六波羅蜜寺

【六波羅蜜寺】《真言宗智山派》℡075-561-6980
 963年(応和3)、※空也上人により開創。上人が悪疫退散の祈念をこめて作った十一面観音像を本尊として起こした寺で、西光寺と称した。のち地名の六原にちなんで六波羅蜜寺と改称した。高弟の中信(ちゅうしん)上人によりその規模増大し、天台別院として栄えた。平安後期、平忠盛が当寺内の塔頭(たっちゅう)に軍勢を止めてより、清盛・重盛に至り、広大な境域内には権勢を誇る平家一門の邸館が栄えた。その数5200余りに及んだが、1183年(寿永2)平家没落の時、兵火を受け、諸堂は類焼した。その後、源頼朝、足利義詮(よしあきら)、さらに秀吉の補修を受け、多くの塔頭や子院を持っていたが、明治維新に際して寺領を没収された。しかし、藤原・鎌倉時代のすぐれた仏像、肖像彫刻が多数ある。西国第17番の札所。

■本堂[重文] 1363年(貞治2)の再建。内部は板敷きとし、須弥壇を設けた内陣(ないじん)とその周囲をとり囲む外陣(げじん)とに大別される。外陣は正面二列目の柱を四本もはぶいて、参詣人の礼拝に便利なようにと広い部屋となっている。天井は一部を化粧屋根裏とする以外はすべて組入(くみいれ)天井とし、虹(こう)梁(りょう)上の板(いた)蟇(かえる)股(また)や内陣須弥壇の擬宝珠(ぎぼし)の形などに、鎌倉時代の名残をとどめている。明治以降荒廃していたが、昭和44年、開創1,000年を記念して解体修理が行われ、創建当時のものと思われる梵(ぼん)字(じ)、三鈷(さんこ)・独鈷(とっこ)模様の瓦をはじめ、今昔(こんじゃく)物語、山槐記(さんかいき)等に記載されている泥塔8,000基が出土した。
◆十一面観音立像[重文] 須弥壇中央の厨子内に安置する本尊。
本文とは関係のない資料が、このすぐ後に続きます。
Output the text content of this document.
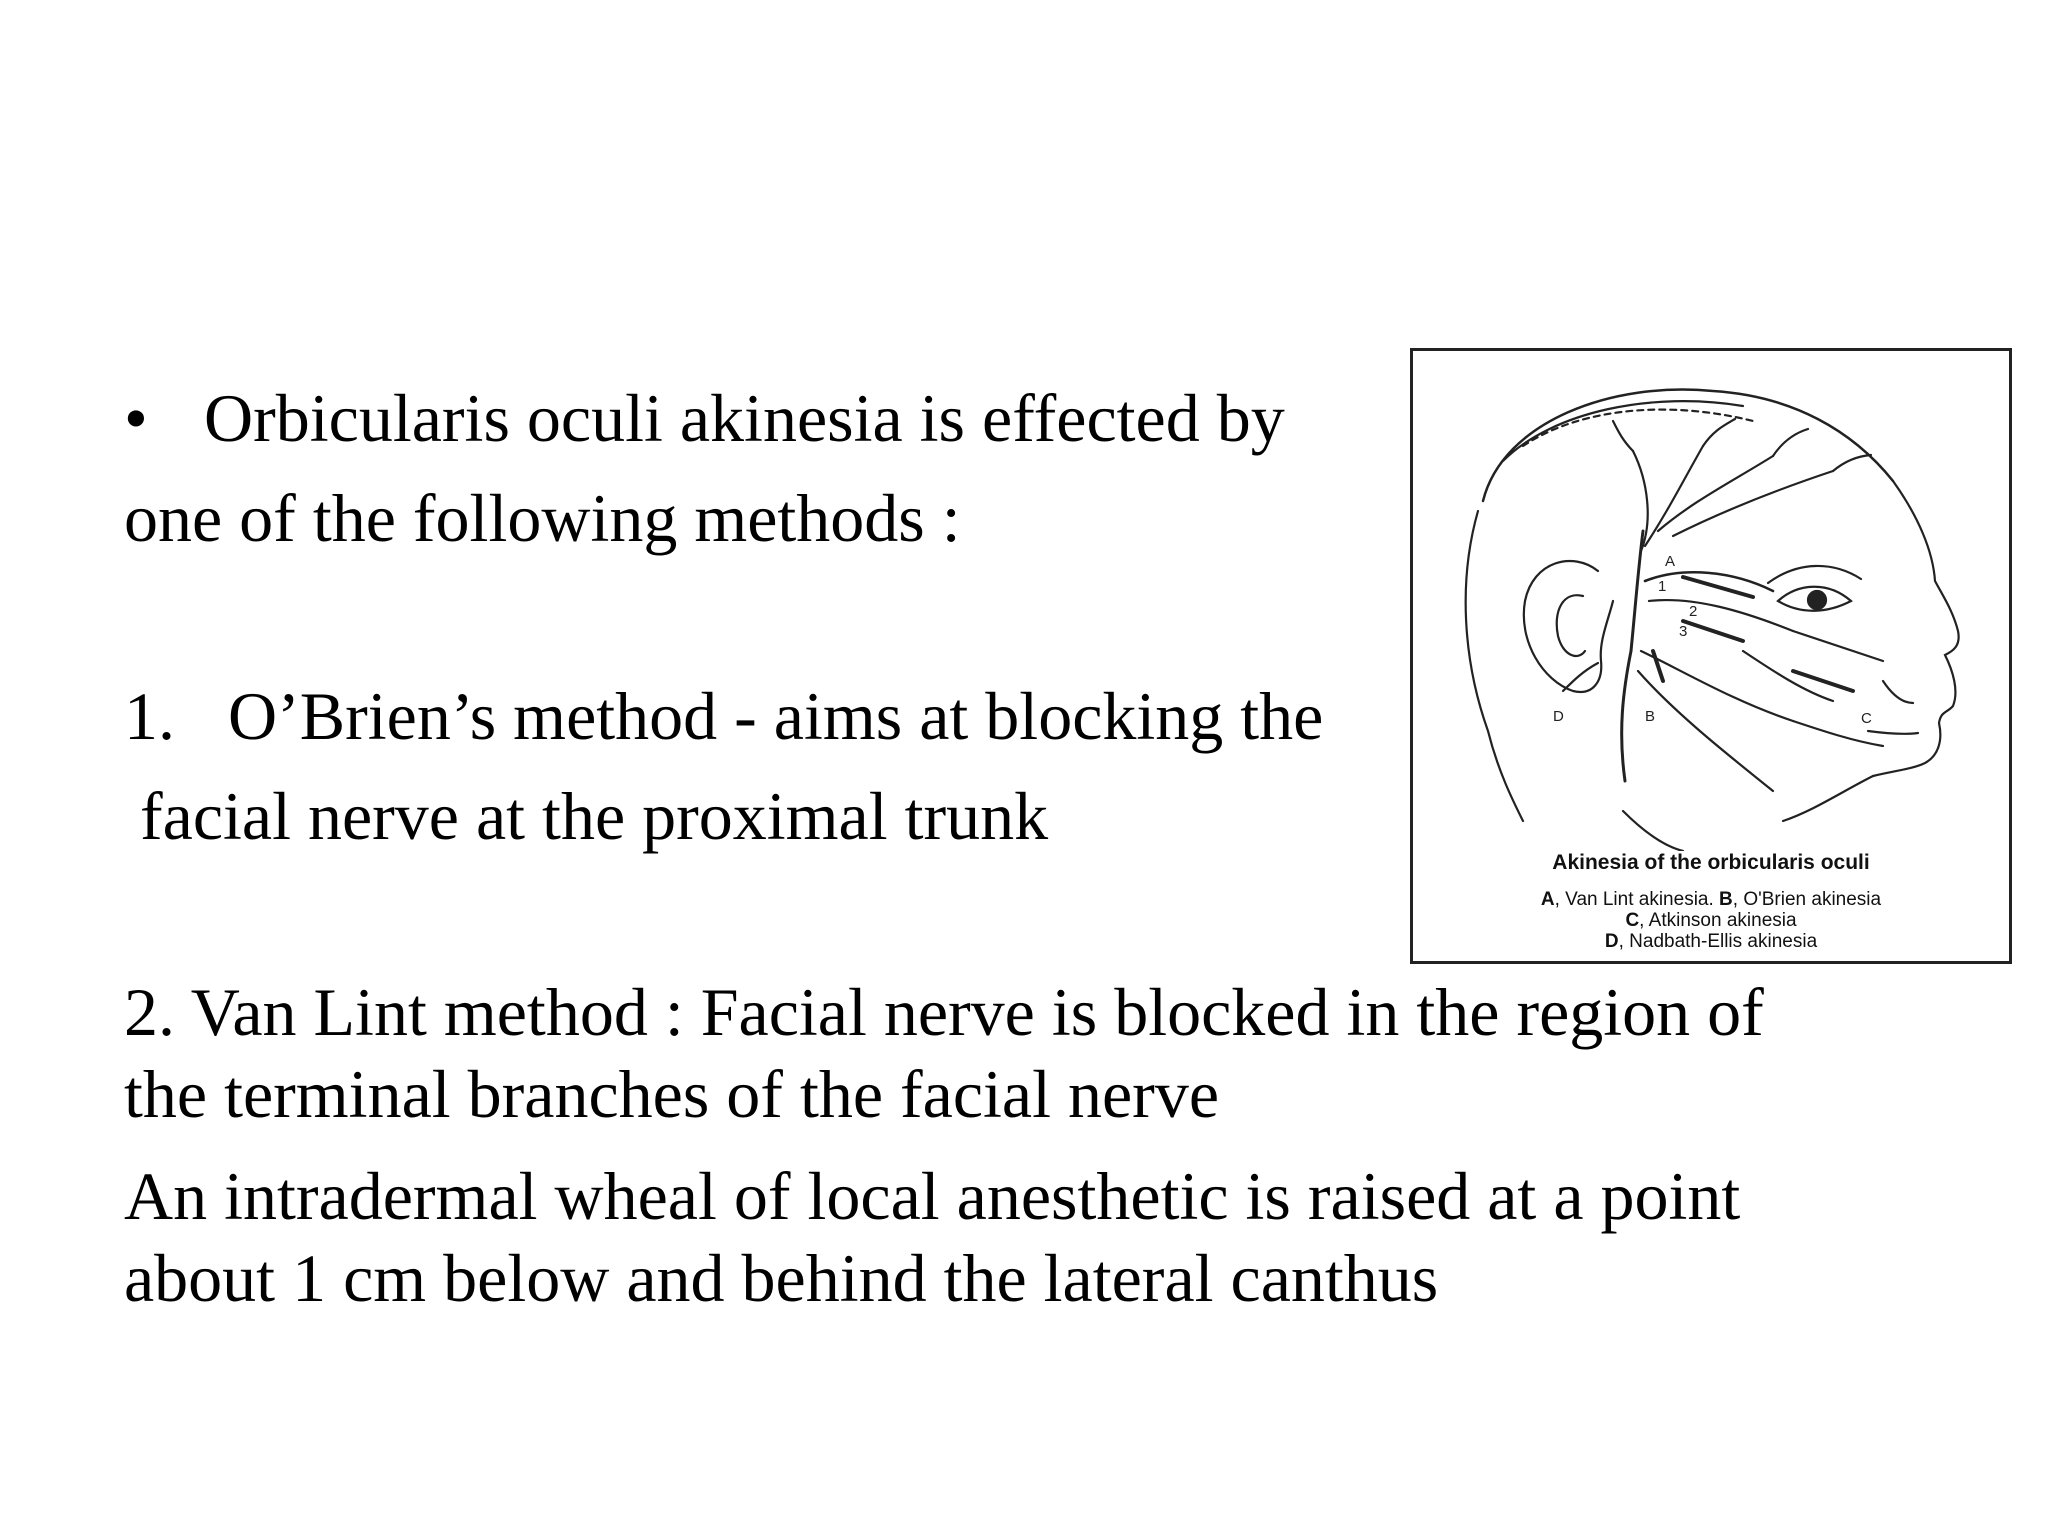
• Orbicularis oculi akinesia is effected by
one of the following methods :
1. O’Brien’s method - aims at blocking the
facial nerve at the proximal trunk
2. Van Lint method : Facial nerve is blocked in the region of
the terminal branches of the facial nerve
An intradermal wheal of local anesthetic is raised at a point
about 1 cm below and behind the lateral canthus
A
1
2
3
B	C
D
Akinesia of the orbicularis oculi
A, Van Lint akinesia. B, O'Brien akinesia
C, Atkinson akinesia
D, Nadbath-Ellis akinesia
高さ2.5m一木彫成の優美な仏像で、空也上人開創当時のものといわれる。
■収蔵庫 藤原、鎌倉期の重要文化財の宝庫。
◆四天王立像[重文] 増長天(鎌倉)以外は藤原時代の作。
◆地蔵菩薩立像[重文] もと地蔵堂の本尊と伝える。高さ1.51m木彫、彩色に截金文様をほどこした典型的な藤原後期の優作。
◆空也上人立像[重文] 鎌倉時代、運慶の四男康勝の作。高さ1.17mの小像で木造彩色。胸に金鼓、右手に撞木、左手に鹿の杖をつき、念仏を唱える口から六体の阿弥陀が現れたという伝承のままに洗練された写実彫刻で、あまりにも有名。
◆平清盛坐像[重文] 平家物語に描かれている清盛の傲慢さは全くなく、仏者としての気品を覚える。一門の武運長久を祈願し、朱の中へ血を点じて写経した頃の太政大臣浄海入道清盛公の像。
◆薬師如来坐像[重文] 中信上人が天台寺院に改めたときの本尊と伝える。空也上人在世頃は現世の幸福をもたらすという薬師如来像が崇敬された。
◆運慶・湛慶坐像[重文] 運慶より一世代後の時代の作と推定。もと十輪院の遺仏で、運慶一族の菩提寺であったことから本尊の脇侍のように祀られていた。
◆閻魔王坐像・吉祥天立像[重文] 閻魔王は当寺の北にあった閻魔堂の遺仏。吉祥天は由来が不明。
◇平清盛供養塔 本堂の正面左側に阿古屋塚とならんで建つ。
◇阿古屋塚 本堂の北にある。五条坂の遊女といわれ、平家の侍大将悪七兵衛景清の情けをうけ、畠山重忠から景清の行方について琴責めで詮議をうけるという、浄瑠璃『壇浦兜軍記』によって世に有名となり、のち、ここに墓ができたという。

※空也上人(903?~)醍醐天皇の第二皇子で、若くして五畿七道を巡り苦修練行、尾張国分寺で出家、空也と称した。上人は自ら十一面観音像をつくり、車に安置して、京都の市中を曳き廻り、病人のそばで茶をたて、小梅干と結び昆布を入れて仏前に献じ、その茶を授けて念仏を唱え、病魔を鎮めたという。この伝統のお茶は、いまも皇服茶(おうぶくちゃ)として、正月の三日間だけ参詣者に授与されている。つねに庶民の中にいて庶民を助けるために生きた空也上人を、人々は親しみをこめて「市の聖(いちのひじり)」と呼び慕った。